The challenge waiting for him is the one that has been waiting for Apple for several years now: artificial intelligence. Cook’s legacy is extraordinary by any measure, but the honest accounting of his tenure includes a Siri that fell further behind with every passing year while OpenAI, Google, and Anthropic reshaped the entire landscape around it. Apple’s AI efforts have been cautious and methodical where the moment demanded speed and risk. Forrester principal analyst Dipanjan Chatterjee described Ternus’s background as a signal that Apple will seek differentiation in its physical products even as it tries to reframe the device as a platform for intelligent experiences. That framing is important. It suggests that Apple’s answer to the AI moment may not be a chatbot or a cloud service but something you hold in your hand, something that Ternus himself probably helped design.

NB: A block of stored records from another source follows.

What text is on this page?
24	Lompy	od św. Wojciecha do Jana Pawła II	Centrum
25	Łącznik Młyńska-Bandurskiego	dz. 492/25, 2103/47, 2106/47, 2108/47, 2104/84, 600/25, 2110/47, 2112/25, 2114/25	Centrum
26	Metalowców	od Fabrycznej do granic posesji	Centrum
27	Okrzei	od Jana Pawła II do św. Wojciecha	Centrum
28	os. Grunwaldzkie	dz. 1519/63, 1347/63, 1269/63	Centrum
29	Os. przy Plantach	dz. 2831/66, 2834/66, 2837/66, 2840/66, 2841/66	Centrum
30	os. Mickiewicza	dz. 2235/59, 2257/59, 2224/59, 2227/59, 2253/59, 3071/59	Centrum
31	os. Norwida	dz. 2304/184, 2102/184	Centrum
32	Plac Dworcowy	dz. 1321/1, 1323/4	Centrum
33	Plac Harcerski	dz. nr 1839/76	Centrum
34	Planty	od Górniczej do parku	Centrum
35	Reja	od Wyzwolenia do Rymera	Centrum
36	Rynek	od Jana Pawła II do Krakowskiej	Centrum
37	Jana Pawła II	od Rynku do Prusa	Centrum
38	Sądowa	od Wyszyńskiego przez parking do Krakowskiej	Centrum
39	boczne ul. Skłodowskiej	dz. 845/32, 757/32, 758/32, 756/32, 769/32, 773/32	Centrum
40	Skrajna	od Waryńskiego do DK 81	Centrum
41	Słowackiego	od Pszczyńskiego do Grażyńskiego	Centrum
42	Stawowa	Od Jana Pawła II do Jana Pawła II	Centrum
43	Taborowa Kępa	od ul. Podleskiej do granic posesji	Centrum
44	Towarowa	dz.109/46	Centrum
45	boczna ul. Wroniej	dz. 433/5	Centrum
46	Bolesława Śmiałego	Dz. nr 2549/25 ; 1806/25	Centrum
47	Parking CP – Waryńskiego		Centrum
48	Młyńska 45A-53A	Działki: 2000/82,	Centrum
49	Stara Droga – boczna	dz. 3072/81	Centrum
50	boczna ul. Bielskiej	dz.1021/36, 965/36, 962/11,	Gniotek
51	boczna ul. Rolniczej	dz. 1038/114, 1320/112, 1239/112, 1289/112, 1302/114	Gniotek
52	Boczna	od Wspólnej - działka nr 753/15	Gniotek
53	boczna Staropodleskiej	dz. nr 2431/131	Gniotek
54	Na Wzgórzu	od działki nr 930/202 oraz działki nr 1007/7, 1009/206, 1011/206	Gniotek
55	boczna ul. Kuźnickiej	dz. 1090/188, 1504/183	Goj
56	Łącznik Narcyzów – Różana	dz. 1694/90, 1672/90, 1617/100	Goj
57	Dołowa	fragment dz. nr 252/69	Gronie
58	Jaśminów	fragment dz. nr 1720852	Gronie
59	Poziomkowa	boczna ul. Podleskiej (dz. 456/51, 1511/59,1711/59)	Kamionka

Cook is not disappearing. He transitions to executive chairman, a role that keeps him engaged with policymakers and gives the new CEO a resource that Jobs never had: a living predecessor willing to stay close. That continuity matters in a moment of genuine uncertainty. Apple faces a supply chain reshaped by geopolitical tension, the ongoing pressure of tariffs under the current administration, and a semiconductor landscape being restructured by the AI chip demand that shows no sign of slowing. The person inheriting all of that is a mechanical engineer who started his career designing headsets in a company most people have never heard of, joined Apple the year after Jobs came back, and has been building things there ever since.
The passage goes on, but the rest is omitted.